Зяма с готовностью отслюнил пару купюр, но я этим не удовлетворилась и бесцеремонно выдернула из его денежного веера еще одну бумажку:
– А это мне на траурный наряд! Нельзя же идти на похороны в белых шортах!
– Да, мне тоже нужно переодеться, – засуетился братец. – Все, Дюха, разбегаемся, жду тебя в половине второго на цветочном рынке у Славянского кладбища!
– Необычное место для свидания, – пряча денежки, хмыкнула я. – Но будь по-твоему!
Зяма порысил в сторону дома, а я пошла на троллейбусную остановку. В отличие от братишки, я вынуждена более или менее регулярно ходить на службу в присутствие – в уже упоминавшееся выше рекламное агентство «МБС». Это обстоятельство не приводит меня в безумный восторг.

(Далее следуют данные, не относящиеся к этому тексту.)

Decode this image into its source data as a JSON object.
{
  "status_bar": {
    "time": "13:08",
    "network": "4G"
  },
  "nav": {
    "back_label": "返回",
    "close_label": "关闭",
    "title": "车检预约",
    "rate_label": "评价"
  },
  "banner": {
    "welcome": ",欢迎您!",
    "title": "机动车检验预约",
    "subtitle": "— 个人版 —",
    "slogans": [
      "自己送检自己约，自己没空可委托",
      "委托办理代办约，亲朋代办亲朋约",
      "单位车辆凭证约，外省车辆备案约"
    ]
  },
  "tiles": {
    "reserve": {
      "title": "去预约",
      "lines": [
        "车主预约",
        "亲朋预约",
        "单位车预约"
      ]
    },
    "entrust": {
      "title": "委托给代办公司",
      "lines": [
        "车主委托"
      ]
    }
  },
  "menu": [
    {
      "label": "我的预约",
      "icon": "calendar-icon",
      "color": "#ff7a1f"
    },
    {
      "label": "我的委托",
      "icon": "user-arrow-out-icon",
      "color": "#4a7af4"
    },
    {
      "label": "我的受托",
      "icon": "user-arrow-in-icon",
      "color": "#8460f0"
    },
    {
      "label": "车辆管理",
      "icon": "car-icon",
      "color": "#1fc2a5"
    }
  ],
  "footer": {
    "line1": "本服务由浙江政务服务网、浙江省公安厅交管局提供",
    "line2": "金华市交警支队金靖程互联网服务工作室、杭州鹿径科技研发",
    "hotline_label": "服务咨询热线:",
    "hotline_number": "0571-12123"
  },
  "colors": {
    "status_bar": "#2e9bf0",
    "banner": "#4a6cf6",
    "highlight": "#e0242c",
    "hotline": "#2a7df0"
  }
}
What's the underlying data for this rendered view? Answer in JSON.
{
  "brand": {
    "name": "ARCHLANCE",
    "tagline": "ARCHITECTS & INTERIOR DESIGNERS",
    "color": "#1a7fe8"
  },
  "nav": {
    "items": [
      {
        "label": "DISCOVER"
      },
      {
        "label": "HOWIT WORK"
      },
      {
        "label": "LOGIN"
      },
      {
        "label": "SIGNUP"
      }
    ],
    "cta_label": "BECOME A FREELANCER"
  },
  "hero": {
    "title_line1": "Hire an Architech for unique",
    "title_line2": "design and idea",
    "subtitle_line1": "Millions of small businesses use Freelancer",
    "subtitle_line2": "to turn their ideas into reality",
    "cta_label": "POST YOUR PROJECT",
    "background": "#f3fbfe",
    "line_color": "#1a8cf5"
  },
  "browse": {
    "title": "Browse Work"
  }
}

Особенно в тяжелый день, в понедельник, дополнительно омраченный сорокаградусной жарой.
Трясясь в переполненном троллейбусе, я с прискорбием думала о том, что рекламы моющих средств и дезодорантов на нашем телевидении явно маловато и она недостаточно эффективна. Некоторые пассажиры благоухали так, словно всю предыдущую неделю безостановочно преодолевали длинные дистанции без всякой помощи колесного транспорта, в процессе марафонского бега обильно потея и не имея ни единой свободной минутки на мытье и переодевание.
В попытке уменьшить количество и интенсивность улавливаемых мною миазмов, я задрала нос повыше. Дышать стало легче, но теперь я могла видеть только потолок. Это было не настолько интересное зрелище, чтобы увлечься им на все двадцать минут поездки, но я честно постаралась выжать из него максимум. Внимательнейшим образом рассмотрела трещинки на пластике, пытаясь увидеть в них воображаемые картины в технике «гравюра». По возможности вспомнила астрономию и нашла определенное сходство между созвездием Орион и черными точками, которые оставили на потолке горелые спички самозваных пиротехников. Но наибольшего моего внимания удостоились едва заметные буквы, которые я нипочем не заметила бы при других условиях. Среди микроскопических трещинок по потолочному пластику змеилась блеклая карандашная надпись: «Стань богатой – 2486».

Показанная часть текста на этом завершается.